The proposal, drafted in part by Schumer’s chief counsel, Rebecca Kelly Slaughter, did not mention companies like Google and Facebook, which together dominate the search and digital advertising markets. (Slaughter, whom Schumer helped place on the Federal Trade Commission this spring, is now one of five commissioners investigating whether Facebook violated a 2011 consent agreement over privacy practices.)
As recently as March, in an interview with Recode, Schumer called Facebook “a very positive force” overall and expressed concern that overly strict rules for tech companies would affect economic growth.
“I am more sympathetic because I think they’re in very difficult position and I worry about government regulation,” he said.
But in the wake of the Cambridge Analytica scandal that month, which showed how Facebook’s weak privacy controls had allowed a Trump-connected firm to collect information about tens of millions of people, some Democrats called for broader scrutiny.
Sen. Mark Warner, D-Va. — a former telecommunications executive generally regarded as pro-business and a ranking member of the Senate Intelligence Committee — excoriated Zuckerberg and Facebook this summer for failing to disclose major data-sharing arrangements with handset-makers, including a Chinese company flagged by U.S. intelligence agencies. At the time, Facebook and Twitter were also coming under attack by prominent Republicans, who said the companies’ new anti-abuse policies were discriminating against conservatives.
Warner’s growing focus on privacy concerns led to a clash with Schumer, who confronted Warner in July, The Times reported this week, warning him to back off Facebook.
Justin Goodman, a spokesman for Schumer, said Schumer “worried that Facebook would bow to pressure from Republicans, who oppose the purging of the fake accounts and bots, and has urged Warner and the Senate Intelligence Committee to make this the priority in their ongoing investigation of the company.”
Warner has continued to press Silicon Valley about privacy. In August, he issued a white paper outlining ways to rein in Big Tech, including passing privacy laws like those enacted in Europe this year, and making social media platforms liable for defamatory content.

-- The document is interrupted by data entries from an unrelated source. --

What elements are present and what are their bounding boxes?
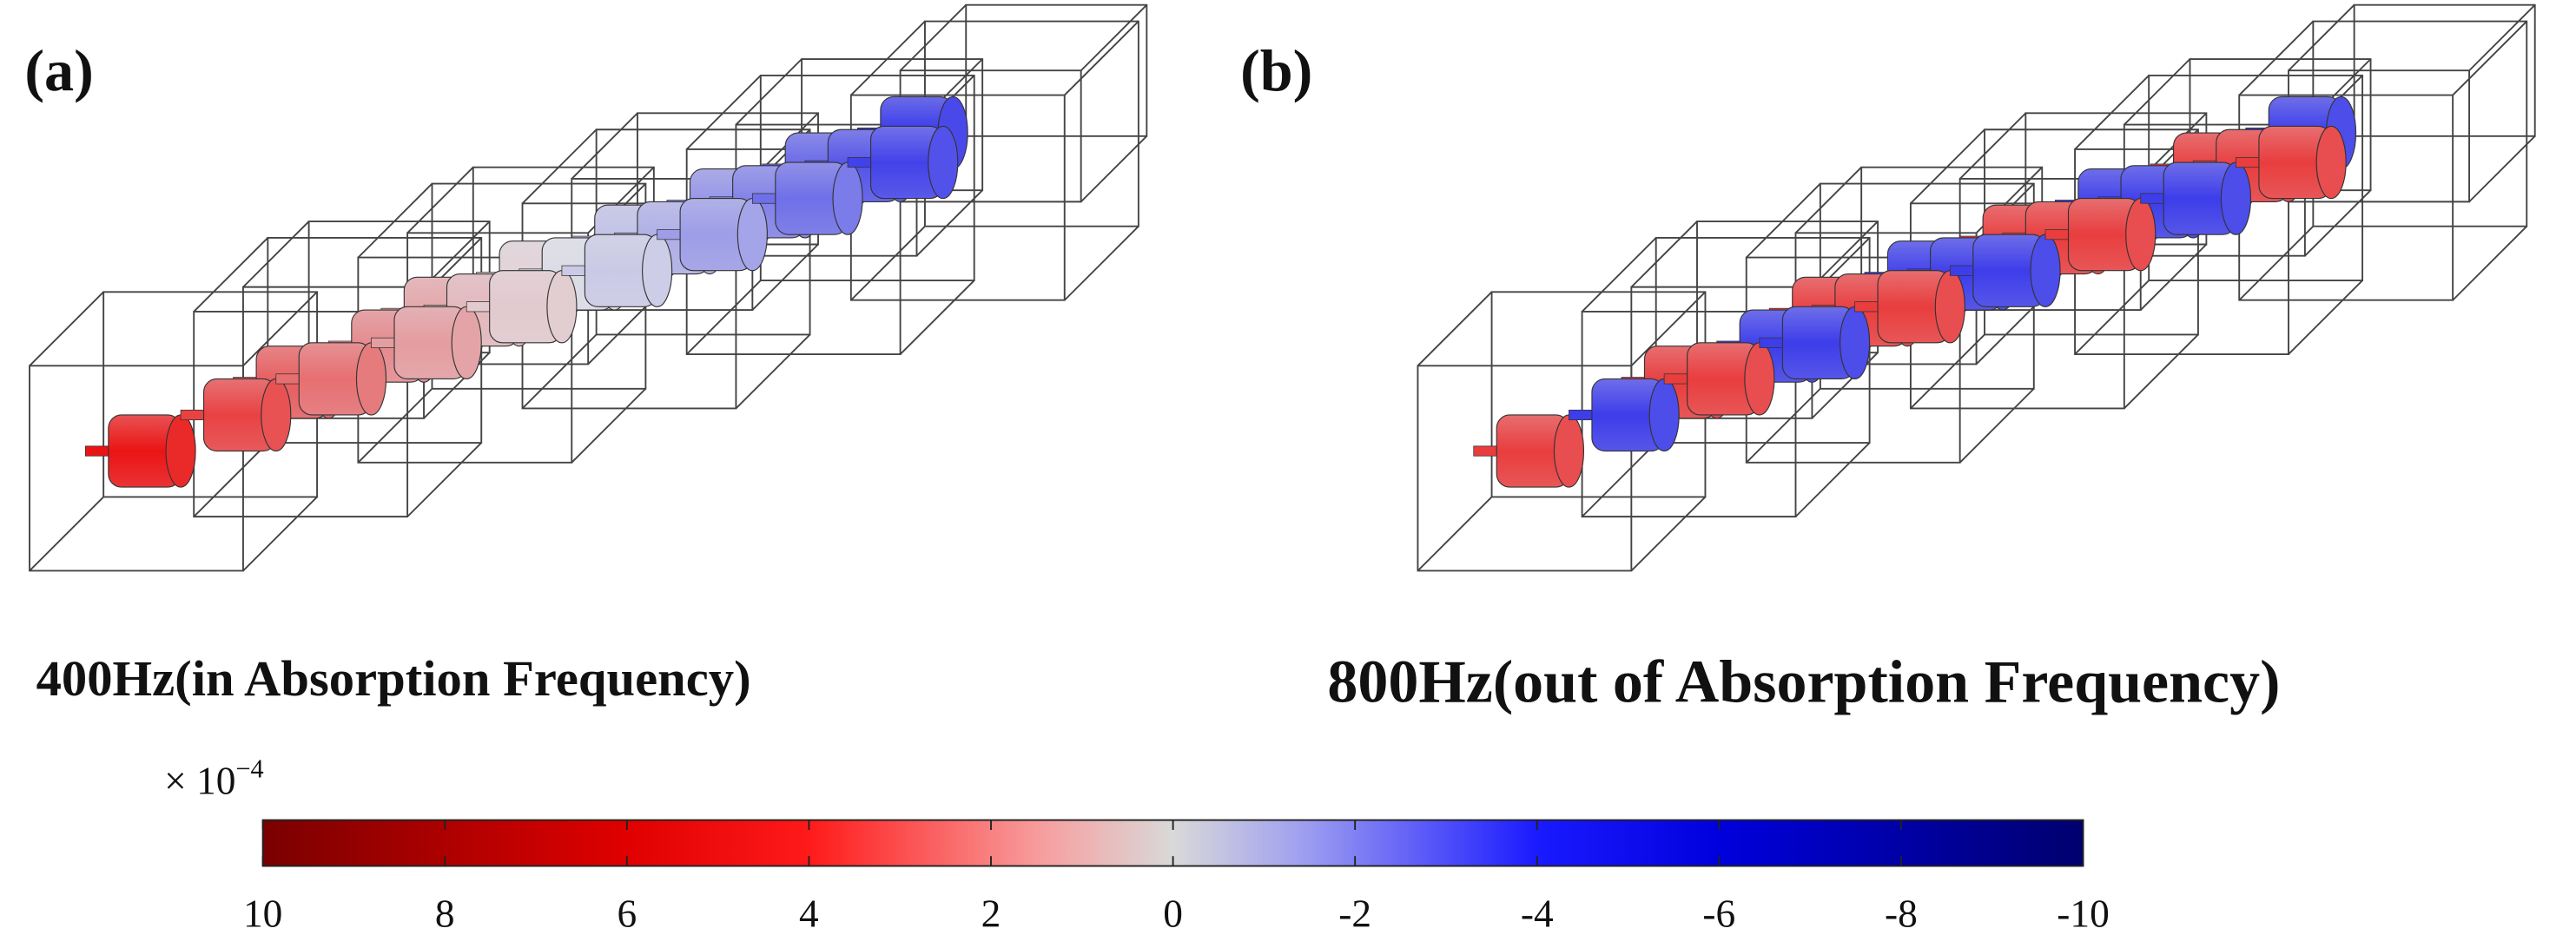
- cylinder-cap: [451, 306, 482, 379]
- cylinder-cap: [355, 342, 387, 416]
- cylinder-cap: [832, 161, 863, 235]
- cylinder-cap: [642, 234, 673, 307]
- simulation-views: [29, 3, 2536, 572]
- tick-label: -4: [1521, 892, 1554, 935]
- tick-label: 4: [799, 892, 819, 935]
- panel-view: [29, 3, 1148, 572]
- cylinder-cap: [2315, 125, 2347, 200]
- multiplier-exponent: −4: [235, 754, 263, 784]
- tick-label: 0: [1163, 892, 1183, 935]
- tick-label: -6: [1702, 892, 1735, 935]
- tick-label: -10: [2057, 892, 2110, 935]
- panel-label: (a): [24, 37, 93, 103]
- panel-label: (b): [1240, 37, 1312, 103]
- cylinder-cap: [165, 414, 196, 488]
- cylinder-cap: [1553, 414, 1585, 488]
- cylinder-cap: [1934, 270, 1965, 344]
- tick-label: 6: [617, 892, 637, 935]
- tick-label: -2: [1338, 892, 1371, 935]
- panel-view: [1417, 3, 2536, 572]
- cylinder-cap: [1840, 306, 1871, 379]
- cylinder-cap: [546, 270, 578, 344]
- cylinder-cap: [2220, 161, 2252, 235]
- cell-box: [849, 20, 1139, 301]
- tick-label: 8: [435, 892, 455, 935]
- cylinder-cap: [261, 378, 292, 452]
- cylinder-cap: [1744, 342, 1775, 416]
- multiplier-base: × 10: [164, 759, 235, 802]
- tick-label: -8: [1885, 892, 1918, 935]
- panel-caption: 800Hz(out of Absorption Frequency): [1327, 649, 2280, 716]
- colorbar-multiplier: × 10−4: [164, 754, 264, 803]
- tick-label: 10: [243, 892, 282, 935]
- cylinder-cap: [2125, 198, 2157, 272]
- cylinder-cap: [736, 198, 768, 272]
- panel-caption: 400Hz(in Absorption Frequency): [36, 650, 751, 707]
- tick-label: 2: [981, 892, 1001, 935]
- cylinder-cap: [928, 125, 959, 200]
- cylinder-cap: [1648, 378, 1680, 452]
- cylinder-cap: [2030, 234, 2061, 307]
- colorbar-ticks: 10 8 6 4 2 0 -2 -4 -6 -8 -10: [243, 820, 2110, 935]
- cell-box: [2238, 20, 2528, 301]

“It’s important for Facebook to recognize that this isn’t a public relations problem — it’s a fundamental challenge for the platform and their business model,” Warner said.
Facebook previously signaled that it was ready to work with Warner and others in Congress on new regulation. Yet at the same time, Facebook turned to a conservative opposition research firm that sought to undermine detractors by publicizing financial links to Soros, a harsh critic of both Facebook and Google.
The revelations angered Democrats, who accused Facebook of tapping into anti-Semitic conspiracy theories about Soros — the very kind of propaganda the company has claimed to be battling. Facebook has denied that the effort was anti-Semitic.
“Their mantra has been, ‘We’re different, we’re special, we’re tech, all we do is good,’” said Sen. Richard Blumenthal, D-Conn., the ranking member of the Senate subcommittee that oversees consumer protection and data security. “We’ve come to find out, very graphically, that they do a lot of harm, and in fact they cover up the harm they do.”
He added, “Tech is now like every other industry, in my view.”